Bruce Thomlinson, Judy Booth and Anja Van Beek, all civil servants working for the federal government, died in the crash, which injured 23 others.

Even though five days have passed since the accident, police have not yet been able to examine the bus because a warrant has not been issued to give permission. It means police also haven’t yet accessed any cameras or other data recording equipment such as the ‘black box’ that would have been on board.

“This is not a bus that belongs to the Ottawa Police Service and we want to make sure that we are doing things methodically and according to law,” Bordeleau said.

“OC Transpo and the City of Ottawa have been very co-operative, and they’ve said, ‘Take the bus, look at it.’ And we said thank you very much, but we still have to get that judicial authorization in the light of any potential proceedings in the courts to make sure that we’ve gathered the evidence properly. So that’s why there’s been a slight delay.”

Police covered the badly damaged bus with a tarp and towed it away from the scene of the accident on Saturday.
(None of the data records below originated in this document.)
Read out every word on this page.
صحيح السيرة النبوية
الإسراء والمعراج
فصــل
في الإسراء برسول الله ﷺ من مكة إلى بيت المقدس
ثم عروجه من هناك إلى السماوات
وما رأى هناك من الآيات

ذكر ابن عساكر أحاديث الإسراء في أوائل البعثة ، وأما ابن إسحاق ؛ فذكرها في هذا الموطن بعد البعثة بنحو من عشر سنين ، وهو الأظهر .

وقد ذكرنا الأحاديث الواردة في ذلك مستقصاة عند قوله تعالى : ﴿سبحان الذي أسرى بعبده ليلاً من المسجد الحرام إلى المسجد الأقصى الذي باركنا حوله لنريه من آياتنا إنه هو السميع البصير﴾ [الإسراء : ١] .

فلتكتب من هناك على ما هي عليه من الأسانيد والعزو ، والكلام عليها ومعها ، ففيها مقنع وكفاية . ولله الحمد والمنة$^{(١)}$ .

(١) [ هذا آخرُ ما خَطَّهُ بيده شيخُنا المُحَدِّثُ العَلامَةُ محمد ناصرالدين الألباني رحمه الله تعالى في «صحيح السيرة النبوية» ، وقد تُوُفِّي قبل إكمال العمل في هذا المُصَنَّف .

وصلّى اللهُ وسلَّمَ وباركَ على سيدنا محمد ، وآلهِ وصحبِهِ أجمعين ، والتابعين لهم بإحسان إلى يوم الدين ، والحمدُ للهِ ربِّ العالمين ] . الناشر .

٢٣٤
They also gathered evidence from the scene and used drones to capture aerial visuals of the crash scene.

The double-decker transit bus was travelling to Kanata’s suburban Bridlewood neighbourhood from downtown Ottawa when it hopped a curb and struck the Westboro transit shelter at about 3:50 p.m. just as rush hour began. It plowed along a station platform and into the overhanging roof of the transit shelter, which carved deep into the vehicle’s upper level and crushed a number of seats.

Many of the injured survivors sustained injuries to their lower limbs and required amputations, emergency doctors at Ottawa Hospital told The Canadian Press earlier this week.
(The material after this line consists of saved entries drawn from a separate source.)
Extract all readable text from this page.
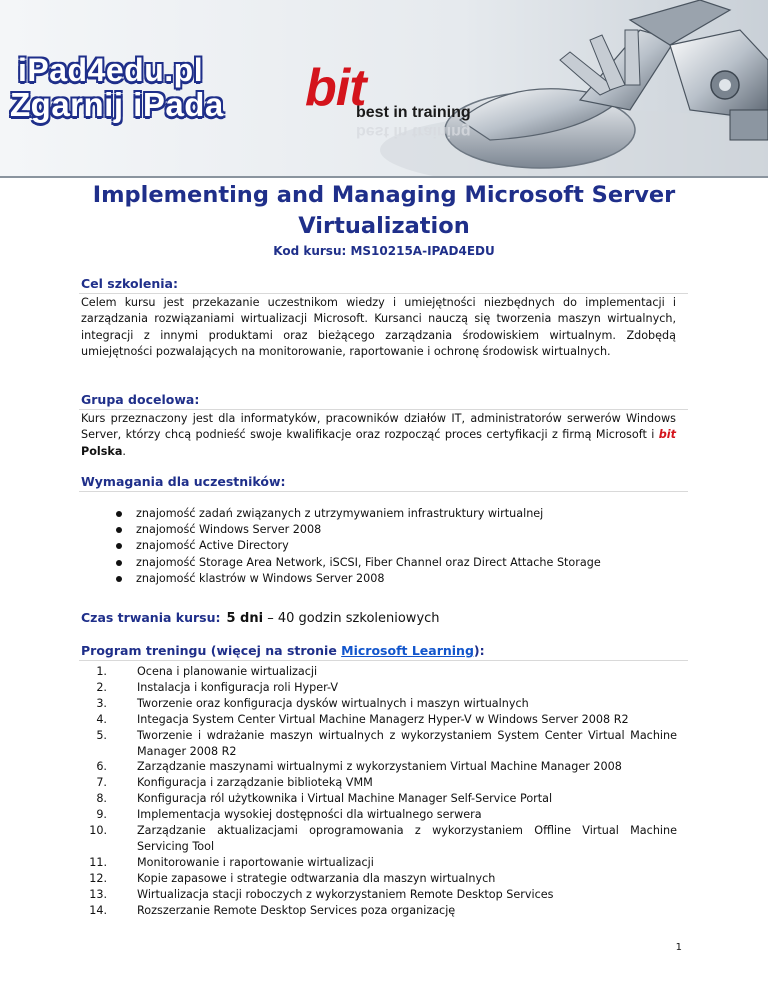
iPad4edu.pl
Zgarnij iPada bit
best in training
best in training
Implementing and Managing Microsoft Server Virtualization
Kod kursu: MS10215A-IPAD4EDU
Cel szkolenia:
Celem kursu jest przekazanie uczestnikom wiedzy i umiejętności niezbędnych do implementacji i zarządzania rozwiązaniami wirtualizacji Microsoft. Kursanci nauczą się tworzenia maszyn wirtualnych, integracji z innymi produktami oraz bieżącego zarządzania środowiskiem wirtualnym. Zdobędą umiejętności pozwalających na monitorowanie, raportowanie i ochronę środowisk wirtualnych.
Grupa docelowa:
Kurs przeznaczony jest dla informatyków, pracowników działów IT, administratorów serwerów Windows Server, którzy chcą podnieść swoje kwalifikacje oraz rozpocząć proces certyfikacji z firmą Microsoft i bit Polska.
Wymagania dla uczestników:
znajomość zadań związanych z utrzymywaniem infrastruktury wirtualnej
znajomość Windows Server 2008
znajomość Active Directory
znajomość Storage Area Network, iSCSI, Fiber Channel oraz Direct Attache Storage
znajomość klastrów w Windows Server 2008
Czas trwania kursu: 5 dni – 40 godzin szkoleniowych
Program treningu (więcej na stronie Microsoft Learning):
1.	Ocena i planowanie wirtualizacji
2.	Instalacja i konfiguracja roli Hyper-V
3.	Tworzenie oraz konfiguracja dysków wirtualnych i maszyn wirtualnych
4.	Integacja System Center Virtual Machine Managerz Hyper-V w Windows Server 2008 R2
5.	Tworzenie i wdrażanie maszyn wirtualnych z wykorzystaniem System Center Virtual Machine Manager 2008 R2
6.	Zarządzanie maszynami wirtualnymi z wykorzystaniem Virtual Machine Manager 2008
7.	Konfiguracja i zarządzanie biblioteką VMM
8.	Konfiguracja ról użytkownika i Virtual Machine Manager Self-Service Portal
9.	Implementacja wysokiej dostępności dla wirtualnego serwera
10.	Zarządzanie aktualizacjami oprogramowania z wykorzystaniem Offline Virtual Machine Servicing Tool
11.	Monitorowanie i raportowanie wirtualizacji
12.	Kopie zapasowe i strategie odtwarzania dla maszyn wirtualnych
13.	Wirtualizacja stacji roboczych z wykorzystaniem Remote Desktop Services
14.	Rozszerzanie Remote Desktop Services poza organizację
1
The only thing ruled out as a cause so far is impaired driving, but everything else, from weather and road conditions to the driver’s history are part of the ongoing investigation. The driver was involved in another bus accident a month ago, but few details of this prior incident have been released. She was initially arrested, questioned and released without charge following the crash on Friday, but police continue to probe whether charges should be laid.

TSB cleared for limited involvement

Bordeleau also said the police have accepted an offer of technical help from the TSB to help determine the cause of the accident. The TSB isn’t automatically part of bus crash investigations, but a number of calls were issued for them to lead this one – including from parents of the deadly Humboldt Broncos bus crash in April 2018.
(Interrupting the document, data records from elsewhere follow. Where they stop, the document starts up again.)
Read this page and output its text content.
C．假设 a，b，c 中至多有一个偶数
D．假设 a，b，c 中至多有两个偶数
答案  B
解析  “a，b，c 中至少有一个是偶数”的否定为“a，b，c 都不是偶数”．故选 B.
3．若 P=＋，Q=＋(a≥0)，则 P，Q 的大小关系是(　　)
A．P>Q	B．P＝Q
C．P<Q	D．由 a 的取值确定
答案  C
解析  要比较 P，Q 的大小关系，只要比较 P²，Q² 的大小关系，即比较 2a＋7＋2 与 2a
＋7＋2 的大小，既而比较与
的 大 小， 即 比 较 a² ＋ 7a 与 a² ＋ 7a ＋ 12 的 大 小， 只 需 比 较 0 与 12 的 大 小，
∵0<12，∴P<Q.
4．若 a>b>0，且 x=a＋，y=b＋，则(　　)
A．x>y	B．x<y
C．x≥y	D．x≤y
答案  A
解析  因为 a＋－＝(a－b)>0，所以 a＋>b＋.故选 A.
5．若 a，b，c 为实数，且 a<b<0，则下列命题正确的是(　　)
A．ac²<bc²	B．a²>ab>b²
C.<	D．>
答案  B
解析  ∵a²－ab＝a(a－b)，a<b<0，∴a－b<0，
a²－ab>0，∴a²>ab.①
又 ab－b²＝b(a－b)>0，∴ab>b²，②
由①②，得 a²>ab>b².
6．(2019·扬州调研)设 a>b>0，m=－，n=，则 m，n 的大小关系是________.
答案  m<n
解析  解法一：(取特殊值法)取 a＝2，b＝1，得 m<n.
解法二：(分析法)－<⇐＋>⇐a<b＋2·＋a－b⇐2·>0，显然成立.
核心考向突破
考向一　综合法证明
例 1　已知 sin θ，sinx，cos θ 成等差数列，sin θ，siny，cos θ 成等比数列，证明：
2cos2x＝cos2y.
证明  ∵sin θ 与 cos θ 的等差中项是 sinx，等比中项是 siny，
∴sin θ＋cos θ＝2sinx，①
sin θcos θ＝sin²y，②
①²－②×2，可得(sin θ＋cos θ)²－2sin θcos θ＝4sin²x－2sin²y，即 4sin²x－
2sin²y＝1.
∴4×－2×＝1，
The TSB will not lead the investigation or be able to issue national recommendations, Bordeleau said. Since this accident does not involve planes, trains, marine vessels or pipelines, the TSB does not have jurisdiction, and has signed a memorandum of understanding with the provincial coroner’s office to take part.

It will lend its engineering expertise to help with collision reconstruction as well as vehicle and road design analysis. Any recommendations the TSB wishes to make will be to the coroner’s office or through the local fatal accident motor vehicle collision committee.

“The coroner always has the option of calling a coroner’s inquest where those types of recommendations can also be pushed through,” Bordeleau said, stressing that the Ottawa police will remain the lead investigators of the crash.

If immediate safety concerns are uncovered during the probe, they will be relayed to the City of Ottawa and be made public by the police, he added.